In SeaBright Insurance Co. v. US Airways, Inc., the California Supreme Court held that an employee of an independent contractor who was injured in the workplace could not sue the party that hired the contractor company to do the work, even when this party failed to comply with workplace safety requirements.
US Airways uses a conveyor to move luggage at San Francisco International Airport. The airport is the actual owner of the conveyor, but US Airways uses it under a permit and has responsibility for its maintenance. US Airways hired independent contractor Lloyd W. Aubry Co. to maintain and repair the conveyor; the airline neither directed nor had its employees participate in Aubry‘s work. The conveyor lacked certain safety guards required by applicable regulations. Anthony Verdon Lujan was inspecting the conveyor as an employee of Aubry, and his arm got caught in its moving parts. Plaintiff SeaBright Insurance Company, Aubry‘s workers‘ compensation insurer, paid Lujan benefits based on the injury and then sued US Airways, claiming the airline caused his injury and seeking to recover what it paid in benefits. Lujan intervened as a plaintiff in the action, alleging causes of action for negligence and premises liability.

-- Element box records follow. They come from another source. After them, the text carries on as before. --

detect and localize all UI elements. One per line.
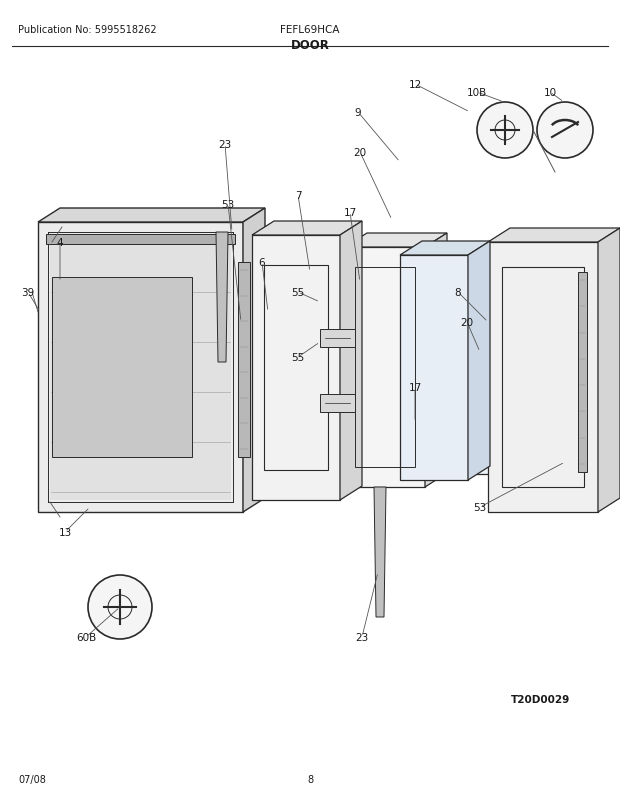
Text: T20D0029: T20D0029 xyxy=(511,695,570,704)
Text: 60B: 60B xyxy=(76,632,96,642)
Polygon shape xyxy=(488,243,598,512)
Text: 39: 39 xyxy=(21,288,35,298)
Text: 13: 13 xyxy=(58,528,72,537)
Polygon shape xyxy=(345,233,447,248)
Polygon shape xyxy=(340,221,362,500)
Polygon shape xyxy=(252,221,362,236)
Polygon shape xyxy=(216,233,228,363)
Polygon shape xyxy=(488,229,620,243)
Text: 9: 9 xyxy=(355,107,361,118)
Polygon shape xyxy=(320,395,355,412)
Polygon shape xyxy=(400,241,490,256)
Text: 20: 20 xyxy=(461,318,474,327)
Text: 20: 20 xyxy=(353,148,366,158)
Text: 07/08: 07/08 xyxy=(18,774,46,784)
Text: 8: 8 xyxy=(454,288,461,298)
Polygon shape xyxy=(38,209,265,223)
Circle shape xyxy=(88,575,152,639)
Text: 17: 17 xyxy=(343,208,356,217)
Polygon shape xyxy=(598,229,620,512)
Text: 55: 55 xyxy=(291,353,304,363)
Polygon shape xyxy=(52,277,192,457)
Polygon shape xyxy=(504,245,526,475)
Text: 53: 53 xyxy=(474,502,487,512)
Text: 8: 8 xyxy=(307,774,313,784)
Polygon shape xyxy=(468,241,490,480)
Polygon shape xyxy=(243,209,265,512)
Polygon shape xyxy=(345,248,425,488)
Text: ereplacementparts.com: ereplacementparts.com xyxy=(235,406,385,419)
Text: 7: 7 xyxy=(294,191,301,200)
Polygon shape xyxy=(320,330,355,347)
Polygon shape xyxy=(444,260,504,475)
Polygon shape xyxy=(444,245,526,260)
Text: 53: 53 xyxy=(221,200,234,210)
Circle shape xyxy=(537,103,593,159)
Polygon shape xyxy=(425,233,447,488)
Polygon shape xyxy=(50,235,231,500)
Polygon shape xyxy=(252,236,340,500)
Text: DOOR: DOOR xyxy=(291,39,329,52)
Text: 55: 55 xyxy=(291,288,304,298)
Polygon shape xyxy=(46,235,235,245)
Circle shape xyxy=(477,103,533,159)
Text: 4: 4 xyxy=(56,237,63,248)
Polygon shape xyxy=(400,256,468,480)
Polygon shape xyxy=(238,263,250,457)
Text: 10: 10 xyxy=(544,88,557,98)
Text: 12: 12 xyxy=(409,80,422,90)
Polygon shape xyxy=(38,223,243,512)
Text: 23: 23 xyxy=(355,632,369,642)
Text: FEFL69HCA: FEFL69HCA xyxy=(280,25,340,35)
Text: 6: 6 xyxy=(259,257,265,268)
Polygon shape xyxy=(578,273,587,472)
Text: 10B: 10B xyxy=(467,88,487,98)
Text: 17: 17 xyxy=(409,383,422,392)
Text: Publication No: 5995518262: Publication No: 5995518262 xyxy=(18,25,157,35)
Polygon shape xyxy=(374,488,386,618)
Text: 23: 23 xyxy=(218,140,232,150)
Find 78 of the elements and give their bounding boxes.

US Airways sought summary judgment based on Privette v. Superior Court, 5 Cal.4th 689 (1993) and Hooker v. Department of Transportation, 27 Cal.4th 198 (2002), two previous California Supreme Court decisions. Privette stands for the proposition that generally when employees of independent contractors are injured in the workplace, they cannot sue the party that hired the contractor to do the work. In Hooker, the Supreme Court held that the hirer of an independent contractor can be liable for a workplace injury of the contractor‘s employee if the hirer retained control over the contractor‘s work and exercised that control in a way hat affirmatively contributed to the employee‘s workplace injury.
Here, the trial court held that US Airways did not affirmatively contribute to the injury and thus summary judgment was proper. The Court of Appeal reversed, holding that under Cal-OSHA US Airways had a non-delegableduty to ensure that the conveyor had safety guards, and that the question whether the airline‘s failure to perform this duty affirmatively contributed to plaintiff’s injury remained a triable issue of fact, precluding summary judgment. The Supreme Court reversed the appellate court and held that an independent contractor‘s hirer implicitly delegates to that contractor its tort law duty, if any, to provide the employees of that contractor a safe workplace. It then held the duty was permitted to be delegated under the law. As such, US Airways could not be held liable.